An emerging ESDIS DOI convention is to include "DATA" in the DOI to distinguish it from a journal article
or other kind of digital object.

NCAR data citation working group discussions:

Ultimately, our decision was to use completely randomly generated DOIs for the reasons that 1) any
organizational-specific components would become out of date if data are moved between archives or
organizations and 2) any intelligence built into a DOI is another thing that needs to be managed and
maintained over the long term. But it's been a series of discussions to get to this point, and there
are some specific use cases that still argue in the other direction,  human-readability, consolidation
with internal ID schemes, and easier google searching for groups of IDs. 

Frew/Bruce:

Don't encode anything in a DOI that won't be true 100 years from now.
... or is needed for any practical use now.

Content

What information should be on the DOI landing page?

Organization

How should the metadata be organized? For human consumption? For machine access?

One page vs. many pages?

Keep first page simple, and link to other pages.

Format

Consider ISO 19115, 19115-2, 19119, with 19139 XML representation for machine access.

Examples

These examples were provided during a discussion on the ESIP-Preserve Listserv

  1. From Helen Conover at Global Hydrology Resource Center (GHRC)
    For our DOIs, GHRC is using a basic dataset information page generated from our collection level metadata. It includes a brief description and links to data, browse and documentation.
    We have these pages for all of our datasets, though we've only got a few with DOIs, so far. Here's an example: http://ghrc.nsstc.nasa.gov/hydro/details.pl?ds=rssmif17d

  2. From Bob Cook at Oak Ridge National Laboratory Distributed Active Archive Center (ORNL DAAC):
    http://dx.doi.org/10.3334/ORNLDAAC/1081
    http://dx.doi.org/10.3334/ORNLDAAC/1086
    Each of our data sets have a DOI, the characteristics of which are:
    • Persistent
    • Actionable
    • Specific
      • Links to the data set, itself
    • Complete
      • Links to data and the information needed to understand and use the data
    • Machine-readable
      • not yet, but we'd like to
  3. From Mark Parsons at National Snow and Ice Data Center (NSIDC)
    http://nsidc.org/data/nsidc-0176.html
    From that landing page you can click on "view metadata record" which leads you to a variety of different metadata formats including ISO in html and XML. Here is the ISO XML link for the data set above: http://nsidc.org/cgi-bin/get_metadata.pl?id=NSIDC-0176&format=ISO&style=XML
    We don't have good provenance info in the ISO, unfortunately.
    Our DOIs point to the human readable landing page. It would be nice if the identifier knew what was asking, so it could point machines to the XML. I think that is part of the intent with "inflections" in ARKs.

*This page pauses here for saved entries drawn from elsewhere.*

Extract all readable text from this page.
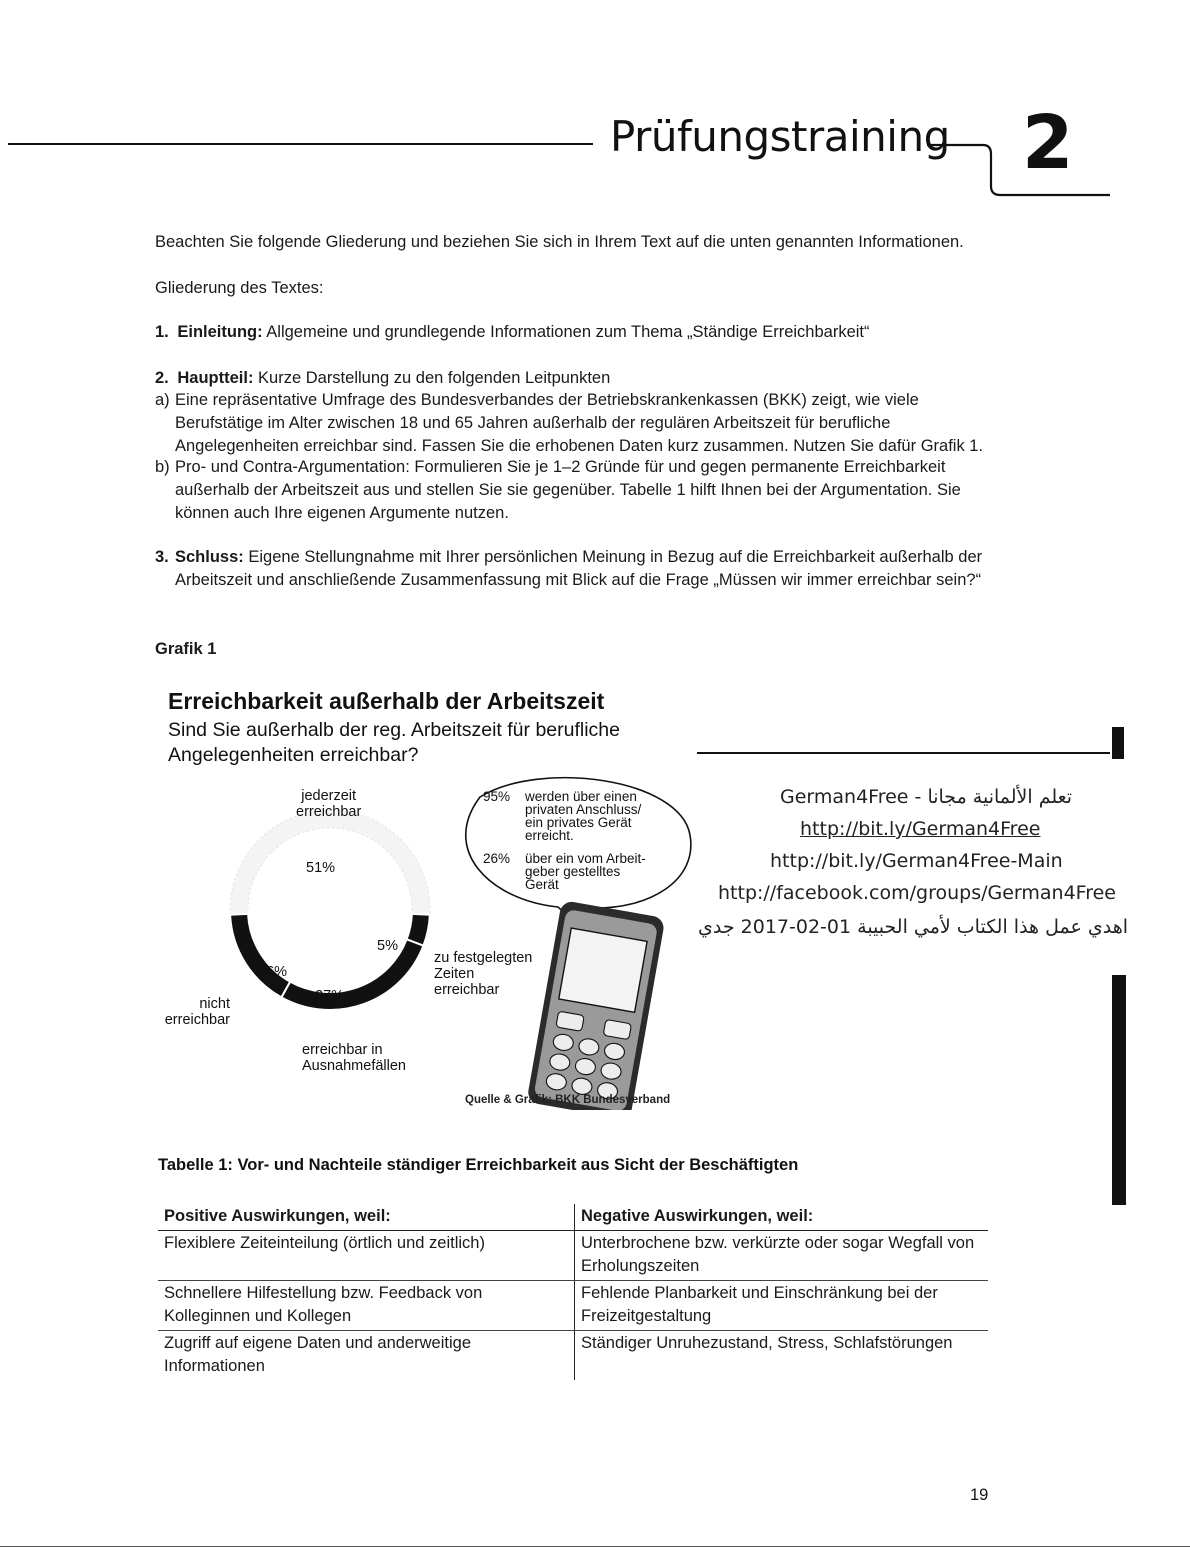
Prüfungstraining 2
Beachten Sie folgende Gliederung und beziehen Sie sich in Ihrem Text auf die unten genannten Informationen.
Gliederung des Textes:
1. Einleitung: Allgemeine und grundlegende Informationen zum Thema „Ständige Erreichbarkeit“
2. Hauptteil: Kurze Darstellung zu den folgenden Leitpunkten
a) Eine repräsentative Umfrage des Bundesverbandes der Betriebskrankenkassen (BKK) zeigt, wie viele Berufstätige im Alter zwischen 18 und 65 Jahren außerhalb der regulären Arbeitszeit für berufliche Angelegenheiten erreichbar sind. Fassen Sie die erhobenen Daten kurz zusammen. Nutzen Sie dafür Grafik 1.
b) Pro- und Contra-Argumentation: Formulieren Sie je 1–2 Gründe für und gegen permanente Erreichbarkeit außerhalb der Arbeitszeit aus und stellen Sie sie gegenüber. Tabelle 1 hilft Ihnen bei der Argumentation. Sie können auch Ihre eigenen Argumente nutzen.
3. Schluss: Eigene Stellungnahme mit Ihrer persönlichen Meinung in Bezug auf die Erreichbarkeit außerhalb der Arbeitszeit und anschließende Zusammenfassung mit Blick auf die Frage „Müssen wir immer erreichbar sein?“
Grafik 1
Erreichbarkeit außerhalb der Arbeitszeit
Sind Sie außerhalb der reg. Arbeitszeit für berufliche Angelegenheiten erreichbar?
jederzeit
erreichbar
51%
5%
27%
16%
zu festgelegten
Zeiten
erreichbar
erreichbar in
Ausnahmefällen
nicht
erreichbar
95% werden über einen
privaten Anschluss/
ein privates Gerät
erreicht.
26% über ein vom Arbeit-
geber gestelltes
Gerät
Quelle & Grafik: BKK Bundesverband
German4Free - تعلم الألمانية مجانا
http://bit.ly/German4Free
http://bit.ly/German4Free-Main
http://facebook.com/groups/German4Free
اهدي عمل هذا الكتاب لأمي الحبيبة 01-02-2017 جدي
Tabelle 1: Vor- und Nachteile ständiger Erreichbarkeit aus Sicht der Beschäftigten
Positive Auswirkungen, weil:	Negative Auswirkungen, weil:
Flexiblere Zeiteinteilung (örtlich und zeitlich)	Unterbrochene bzw. verkürzte oder sogar Wegfall von Erholungszeiten
Schnellere Hilfestellung bzw. Feedback von Kolleginnen und Kollegen	Fehlende Planbarkeit und Einschränkung bei der Freizeitgestaltung
Zugriff auf eigene Daten und anderweitige Informationen	Ständiger Unruhezustand, Stress, Schlafstörungen
19
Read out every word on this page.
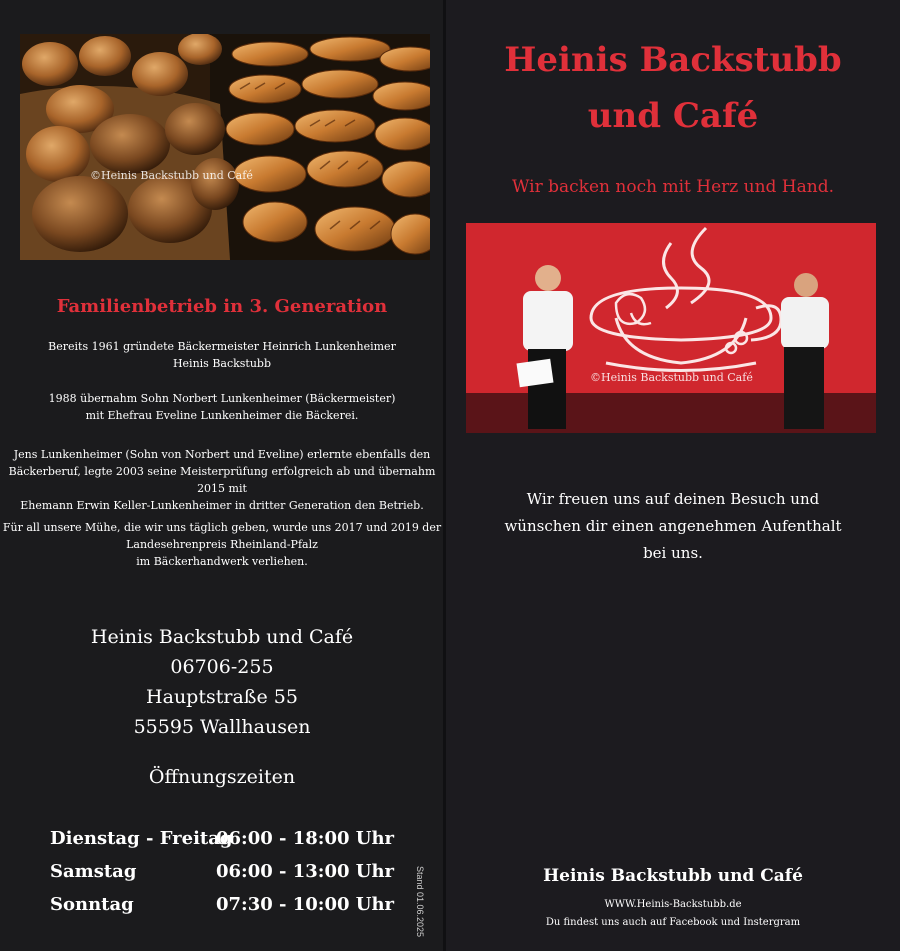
©Heinis Backstubb und Café
Familienbetrieb in 3. Generation
Bereits 1961 gründete Bäckermeister Heinrich Lunkenheimer
Heinis Backstubb
1988 übernahm Sohn Norbert Lunkenheimer (Bäckermeister)
mit Ehefrau Eveline Lunkenheimer die Bäckerei.
Jens Lunkenheimer (Sohn von Norbert und Eveline) erlernte ebenfalls den
Bäckerberuf, legte 2003 seine Meisterprüfung erfolgreich ab und übernahm 2015 mit
Ehemann Erwin Keller-Lunkenheimer in dritter Generation den Betrieb.
Für all unsere Mühe, die wir uns täglich geben, wurde uns 2017 und 2019 der
Landesehrenpreis Rheinland-Pfalz
im Bäckerhandwerk verliehen.
Heinis Backstubb und Café
06706-255
Hauptstraße 55
55595 Wallhausen
Öffnungszeiten
Dienstag - Freitag
06:00 - 18:00 Uhr
Samstag	06:00 - 13:00 Uhr
Sonntag	07:30 - 10:00 Uhr Stand 01.06.2025
Heinis Backstubb
und Café
Wir backen noch mit Herz und Hand.
©Heinis Backstubb und Café
Wir freuen uns auf deinen Besuch und
wünschen dir einen angenehmen Aufenthalt
bei uns.
Heinis Backstubb und Café
WWW.Heinis-Backstubb.de
Du findest uns auch auf Facebook und Instergram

  4. From John Scialdone at Socioeconomic Data and Applications Center (SEDAC): Landing page without DOI
    http://beta.sedac.ciesin.columbia.edu/data/set/epi-environmental-performance-index-pilot-trend-2012

  5. From Bruce Vollmer at Goddard Earth Sciences Data and Information Services Center (GES DISC)
    Following are landing pages for a couple of GES DISC MEaSUREs data sets that have been assigned DOIs:
    http://dx.doi.org/10.5067/MEASURES/GSSTF/DATA301
    http://dx.doi.org/10.5067/MEASURES/GSSTF/DATA311
    These pages are permanent for the DOIs assigned but will likely change in the coming weeks/months as the formatting of the information is cleaned up (e.g., clickable links) and adding other information is explored.
    Initially the landing pages are a reconstitution of GCMD DIF contents (re-use!) and contain only human readable contents that provide information on and access to the data. We are looking into adding additional useful information to the landing pages (beyond GCMD DIF contents) which potentially includes machine readable information.